Le Réseau d’Air France Métropole-Afrique du Nord a pu ainsi enregistrer en 1952, 51 millions de tonnes kilométriques et accueillir 226.000 passagers, soit près du quart du chiffre total des voyageurs transportés par la Compagnie française. Les communications routières prolongent le réseau aérien. Rome, jadis, était fière des routes qu’elle traçait un peu partout. Ce qui est aujourd’hui l’Algérie et la Tunisie en possédait sous son empire 10.000 kilomètres. Aujourd’hui, en ajoutant aux 50.000 kilomètres du réseau de chaussées normales sillonnant l’Algérie, celui de pistes carrossables, on dépasse 60.000 kilomètres; on atteint 45.000 kilomètres pour le réseau marocain; 27.000 kilomètres, pour le réseau tunisien.
Sur ces routes, où ne passèrent longtemps que piétons, chevaux, petits ânes et chameaux, circulent aujourd’hui en Algérie 200.000 voitures automobiles, dont 6.000 autobus et 20.000 camions ; au
Maroc, une seule compagnie de transports, dont le parc déjà riche de 125 cars en service peut être porté à 22 6 véhicules, effectue chaque jour 16.500 kilomètres sur des itinéraires totalisant 4.000 kilomètres. Le réseau ferré algérien en exploitation dépasse en longueur 4.500 kilomètres et transporte annuellement plus de 200.000 voyageurs.
Avec la légitime fierté du bon ouvrier devant sa tâche accomplie, Alger d’abord, puis Casablanca, tiendront au cours du printemps leur foire internationale que fréquentent des dizaines de milliers de visiteurs.
Il y aurait beaucoup à dire sur la construction des écoles, des établissements sanitaires, des bâtiments publics et privés, des terrains de sport, des progrès des arts, du mouvement littéraire auxquels l’Afrique du Nord donne une impulsion nouvelle.
Mais il faut, hélas, se borner.
Laissons parler les envieux.
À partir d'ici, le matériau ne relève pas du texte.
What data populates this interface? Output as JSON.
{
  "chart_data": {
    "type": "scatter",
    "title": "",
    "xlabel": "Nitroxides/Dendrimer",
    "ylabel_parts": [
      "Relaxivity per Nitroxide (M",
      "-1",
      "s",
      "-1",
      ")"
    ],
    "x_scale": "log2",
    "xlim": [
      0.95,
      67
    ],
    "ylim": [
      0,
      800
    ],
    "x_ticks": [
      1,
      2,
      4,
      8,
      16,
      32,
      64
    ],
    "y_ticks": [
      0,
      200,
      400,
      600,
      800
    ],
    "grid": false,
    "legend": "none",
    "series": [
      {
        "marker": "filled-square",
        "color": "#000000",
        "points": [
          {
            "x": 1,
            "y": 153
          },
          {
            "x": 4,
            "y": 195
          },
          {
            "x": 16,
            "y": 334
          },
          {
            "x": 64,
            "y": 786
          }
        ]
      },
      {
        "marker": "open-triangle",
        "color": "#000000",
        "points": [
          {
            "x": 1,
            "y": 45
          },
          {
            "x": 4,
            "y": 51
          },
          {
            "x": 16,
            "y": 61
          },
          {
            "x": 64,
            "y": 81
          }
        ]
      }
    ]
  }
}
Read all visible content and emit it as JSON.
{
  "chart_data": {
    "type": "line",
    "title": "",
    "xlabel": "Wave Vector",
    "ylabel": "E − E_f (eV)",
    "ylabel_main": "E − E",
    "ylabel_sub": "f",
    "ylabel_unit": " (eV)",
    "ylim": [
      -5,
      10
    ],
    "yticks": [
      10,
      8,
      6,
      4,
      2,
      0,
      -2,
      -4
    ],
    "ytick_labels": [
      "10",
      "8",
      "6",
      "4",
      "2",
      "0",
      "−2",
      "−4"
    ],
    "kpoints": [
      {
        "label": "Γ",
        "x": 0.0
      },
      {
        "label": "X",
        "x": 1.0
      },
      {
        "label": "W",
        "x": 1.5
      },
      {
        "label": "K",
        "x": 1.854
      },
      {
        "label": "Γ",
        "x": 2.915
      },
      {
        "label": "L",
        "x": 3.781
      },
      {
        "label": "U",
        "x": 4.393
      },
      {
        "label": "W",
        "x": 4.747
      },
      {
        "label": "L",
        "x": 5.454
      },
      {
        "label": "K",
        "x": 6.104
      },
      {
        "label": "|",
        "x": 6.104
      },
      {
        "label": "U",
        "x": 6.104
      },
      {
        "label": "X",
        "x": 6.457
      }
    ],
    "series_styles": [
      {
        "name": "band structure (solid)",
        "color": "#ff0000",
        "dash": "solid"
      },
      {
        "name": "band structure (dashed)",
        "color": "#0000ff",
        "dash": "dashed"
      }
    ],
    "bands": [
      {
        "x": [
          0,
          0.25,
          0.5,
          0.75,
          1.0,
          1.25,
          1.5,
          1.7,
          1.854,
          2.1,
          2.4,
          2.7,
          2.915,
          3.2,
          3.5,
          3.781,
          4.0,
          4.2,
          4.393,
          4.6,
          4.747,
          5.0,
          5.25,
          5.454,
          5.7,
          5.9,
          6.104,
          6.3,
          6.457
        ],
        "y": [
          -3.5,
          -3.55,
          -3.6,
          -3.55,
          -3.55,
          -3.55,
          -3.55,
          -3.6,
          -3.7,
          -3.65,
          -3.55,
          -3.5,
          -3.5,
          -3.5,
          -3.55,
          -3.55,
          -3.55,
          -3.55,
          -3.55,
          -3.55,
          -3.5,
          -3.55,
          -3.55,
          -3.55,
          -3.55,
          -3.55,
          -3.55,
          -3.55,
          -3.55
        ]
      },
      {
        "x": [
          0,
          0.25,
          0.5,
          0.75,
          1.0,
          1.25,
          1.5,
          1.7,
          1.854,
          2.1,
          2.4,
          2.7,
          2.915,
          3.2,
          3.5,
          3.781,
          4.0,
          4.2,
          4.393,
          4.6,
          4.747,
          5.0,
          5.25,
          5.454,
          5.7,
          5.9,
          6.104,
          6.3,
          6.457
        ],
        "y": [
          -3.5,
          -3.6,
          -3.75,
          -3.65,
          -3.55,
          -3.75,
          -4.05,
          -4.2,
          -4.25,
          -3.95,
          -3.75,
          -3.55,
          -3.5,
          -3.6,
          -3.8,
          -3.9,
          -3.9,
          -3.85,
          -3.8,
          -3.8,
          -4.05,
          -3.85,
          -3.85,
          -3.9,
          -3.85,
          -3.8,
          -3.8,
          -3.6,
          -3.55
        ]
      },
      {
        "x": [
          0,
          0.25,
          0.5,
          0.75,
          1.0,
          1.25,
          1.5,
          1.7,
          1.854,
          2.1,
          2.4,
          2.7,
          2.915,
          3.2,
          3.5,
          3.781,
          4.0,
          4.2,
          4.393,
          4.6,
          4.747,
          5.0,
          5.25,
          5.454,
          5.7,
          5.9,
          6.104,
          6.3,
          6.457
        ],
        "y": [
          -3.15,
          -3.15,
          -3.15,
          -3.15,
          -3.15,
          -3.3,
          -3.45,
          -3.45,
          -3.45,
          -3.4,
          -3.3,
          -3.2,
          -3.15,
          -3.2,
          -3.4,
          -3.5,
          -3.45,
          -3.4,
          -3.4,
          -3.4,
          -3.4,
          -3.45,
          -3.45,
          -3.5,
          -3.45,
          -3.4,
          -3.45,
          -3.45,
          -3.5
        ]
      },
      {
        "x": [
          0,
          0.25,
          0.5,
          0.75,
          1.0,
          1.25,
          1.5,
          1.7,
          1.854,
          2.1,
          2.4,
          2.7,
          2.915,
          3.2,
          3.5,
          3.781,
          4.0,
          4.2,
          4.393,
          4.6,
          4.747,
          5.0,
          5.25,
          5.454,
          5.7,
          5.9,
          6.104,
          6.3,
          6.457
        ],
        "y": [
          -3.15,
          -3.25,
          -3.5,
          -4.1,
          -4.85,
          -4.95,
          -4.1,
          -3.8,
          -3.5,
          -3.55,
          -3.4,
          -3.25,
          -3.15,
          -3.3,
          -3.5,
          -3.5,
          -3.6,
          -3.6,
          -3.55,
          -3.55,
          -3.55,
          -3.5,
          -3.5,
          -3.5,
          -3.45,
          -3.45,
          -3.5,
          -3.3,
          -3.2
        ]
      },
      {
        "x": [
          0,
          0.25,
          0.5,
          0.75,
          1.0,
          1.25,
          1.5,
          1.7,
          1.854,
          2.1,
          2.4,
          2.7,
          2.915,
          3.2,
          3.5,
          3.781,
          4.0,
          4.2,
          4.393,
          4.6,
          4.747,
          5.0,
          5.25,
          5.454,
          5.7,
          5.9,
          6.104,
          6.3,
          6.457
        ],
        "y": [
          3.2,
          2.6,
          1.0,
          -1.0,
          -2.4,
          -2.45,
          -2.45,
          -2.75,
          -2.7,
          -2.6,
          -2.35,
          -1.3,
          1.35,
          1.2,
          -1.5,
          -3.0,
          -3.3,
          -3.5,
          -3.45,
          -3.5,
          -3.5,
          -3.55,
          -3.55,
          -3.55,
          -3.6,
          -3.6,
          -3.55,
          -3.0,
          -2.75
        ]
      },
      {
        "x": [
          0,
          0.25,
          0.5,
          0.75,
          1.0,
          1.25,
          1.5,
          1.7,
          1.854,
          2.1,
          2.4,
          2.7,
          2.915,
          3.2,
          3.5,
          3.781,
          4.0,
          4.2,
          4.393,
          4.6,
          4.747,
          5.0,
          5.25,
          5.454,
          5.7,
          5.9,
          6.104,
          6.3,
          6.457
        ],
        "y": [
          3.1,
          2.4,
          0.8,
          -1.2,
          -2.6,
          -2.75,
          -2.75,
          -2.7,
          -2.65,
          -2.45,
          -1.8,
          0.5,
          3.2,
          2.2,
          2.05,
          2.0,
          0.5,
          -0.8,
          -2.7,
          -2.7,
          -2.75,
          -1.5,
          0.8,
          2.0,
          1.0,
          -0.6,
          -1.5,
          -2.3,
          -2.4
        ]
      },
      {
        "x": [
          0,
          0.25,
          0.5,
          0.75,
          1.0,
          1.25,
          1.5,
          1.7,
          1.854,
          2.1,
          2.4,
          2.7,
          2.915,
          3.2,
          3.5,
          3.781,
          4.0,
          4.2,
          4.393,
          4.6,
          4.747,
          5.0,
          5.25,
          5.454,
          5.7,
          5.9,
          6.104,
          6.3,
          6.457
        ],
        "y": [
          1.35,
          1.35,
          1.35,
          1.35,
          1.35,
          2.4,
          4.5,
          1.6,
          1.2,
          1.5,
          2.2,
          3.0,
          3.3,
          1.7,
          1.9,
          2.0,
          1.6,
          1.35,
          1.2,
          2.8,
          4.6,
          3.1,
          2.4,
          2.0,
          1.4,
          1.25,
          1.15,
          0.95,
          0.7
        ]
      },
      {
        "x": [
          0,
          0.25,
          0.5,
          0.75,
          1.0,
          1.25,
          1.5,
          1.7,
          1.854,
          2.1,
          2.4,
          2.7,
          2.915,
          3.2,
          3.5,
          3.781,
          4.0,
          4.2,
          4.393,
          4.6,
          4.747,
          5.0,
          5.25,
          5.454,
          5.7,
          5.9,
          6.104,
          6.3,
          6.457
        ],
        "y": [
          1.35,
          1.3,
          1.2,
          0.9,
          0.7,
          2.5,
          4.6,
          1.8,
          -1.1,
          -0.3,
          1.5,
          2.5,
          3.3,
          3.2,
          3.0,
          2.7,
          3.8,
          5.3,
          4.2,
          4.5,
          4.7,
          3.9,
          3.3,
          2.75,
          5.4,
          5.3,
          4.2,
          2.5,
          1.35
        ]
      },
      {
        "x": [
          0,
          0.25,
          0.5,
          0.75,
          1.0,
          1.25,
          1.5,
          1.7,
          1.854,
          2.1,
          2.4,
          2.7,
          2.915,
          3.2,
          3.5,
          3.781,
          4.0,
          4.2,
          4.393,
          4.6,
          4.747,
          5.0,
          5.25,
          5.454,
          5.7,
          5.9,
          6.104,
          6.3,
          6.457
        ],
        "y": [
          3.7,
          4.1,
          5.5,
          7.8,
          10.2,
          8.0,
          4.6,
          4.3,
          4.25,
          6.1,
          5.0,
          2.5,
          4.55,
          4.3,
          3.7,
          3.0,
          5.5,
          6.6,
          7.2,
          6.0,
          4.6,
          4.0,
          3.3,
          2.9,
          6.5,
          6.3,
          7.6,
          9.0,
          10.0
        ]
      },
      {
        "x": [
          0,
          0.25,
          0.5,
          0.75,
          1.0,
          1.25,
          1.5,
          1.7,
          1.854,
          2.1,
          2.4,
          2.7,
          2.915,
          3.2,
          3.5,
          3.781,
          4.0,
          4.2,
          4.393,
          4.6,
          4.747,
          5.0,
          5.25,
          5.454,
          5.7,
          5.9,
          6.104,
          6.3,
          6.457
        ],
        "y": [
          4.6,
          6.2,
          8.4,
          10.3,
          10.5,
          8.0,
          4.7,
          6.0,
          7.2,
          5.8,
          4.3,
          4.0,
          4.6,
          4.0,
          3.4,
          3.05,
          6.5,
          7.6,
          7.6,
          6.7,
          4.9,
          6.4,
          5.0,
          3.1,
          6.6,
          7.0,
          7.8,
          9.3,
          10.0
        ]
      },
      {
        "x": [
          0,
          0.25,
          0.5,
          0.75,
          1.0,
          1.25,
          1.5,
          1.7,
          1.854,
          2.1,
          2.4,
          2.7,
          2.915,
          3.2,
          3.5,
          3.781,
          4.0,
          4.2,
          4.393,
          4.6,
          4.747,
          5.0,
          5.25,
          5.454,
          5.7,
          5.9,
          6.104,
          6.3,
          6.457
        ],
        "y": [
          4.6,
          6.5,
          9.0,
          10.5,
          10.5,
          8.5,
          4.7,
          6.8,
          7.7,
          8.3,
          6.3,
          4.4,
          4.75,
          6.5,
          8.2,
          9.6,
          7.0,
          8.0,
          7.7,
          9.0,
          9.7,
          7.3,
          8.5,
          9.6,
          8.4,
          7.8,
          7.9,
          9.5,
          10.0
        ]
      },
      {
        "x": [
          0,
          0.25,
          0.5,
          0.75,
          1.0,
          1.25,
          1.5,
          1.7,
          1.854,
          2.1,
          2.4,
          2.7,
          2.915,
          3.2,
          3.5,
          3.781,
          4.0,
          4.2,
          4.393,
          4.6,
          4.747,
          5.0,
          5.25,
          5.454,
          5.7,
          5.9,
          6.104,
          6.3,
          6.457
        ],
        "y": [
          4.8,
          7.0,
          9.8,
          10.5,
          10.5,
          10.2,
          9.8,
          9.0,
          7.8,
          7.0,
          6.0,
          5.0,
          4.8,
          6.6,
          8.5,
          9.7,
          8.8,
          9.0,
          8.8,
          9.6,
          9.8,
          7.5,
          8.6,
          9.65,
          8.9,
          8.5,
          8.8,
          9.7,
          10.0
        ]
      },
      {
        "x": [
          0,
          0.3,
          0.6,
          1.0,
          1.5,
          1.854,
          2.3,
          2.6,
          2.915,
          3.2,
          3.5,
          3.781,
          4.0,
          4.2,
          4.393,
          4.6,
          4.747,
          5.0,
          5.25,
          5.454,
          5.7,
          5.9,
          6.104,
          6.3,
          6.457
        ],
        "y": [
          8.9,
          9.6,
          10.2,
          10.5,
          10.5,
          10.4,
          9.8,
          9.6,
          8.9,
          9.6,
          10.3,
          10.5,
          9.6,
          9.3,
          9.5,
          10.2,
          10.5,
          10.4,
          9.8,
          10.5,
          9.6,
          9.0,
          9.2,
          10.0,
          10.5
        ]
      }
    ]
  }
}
L’œuvre de la France, sur le plan matériel, répond pour elle. Mais notre pays ne limite pas son effort à l’équipement du pays; il veut enrichir les populations par la culture des esprits et le mieux-être de l’habitant.
Déjà, il y a trois quarts de siècle, un technicien allemand, témoin du labeur français, écrivait : « Quiconque a pu voir, comme moi, les prodigieux travaux exécutés par les Français en Algérie, n’éprouvera qu’un sentiment de pitié pour ceux qui, en présence de toutes ces œuvres admirables, oseraient prétendre que les Français ne savent pas coloniser. »
Remplaçons, si vous voulez, le dernier verbe, « coloniser », aujourd’hui passé de mode, par l’expression : « montrer la route. ». A cela près, le jugement de l’ingénieur allemand nous semble avoir gardé toute sa valeur.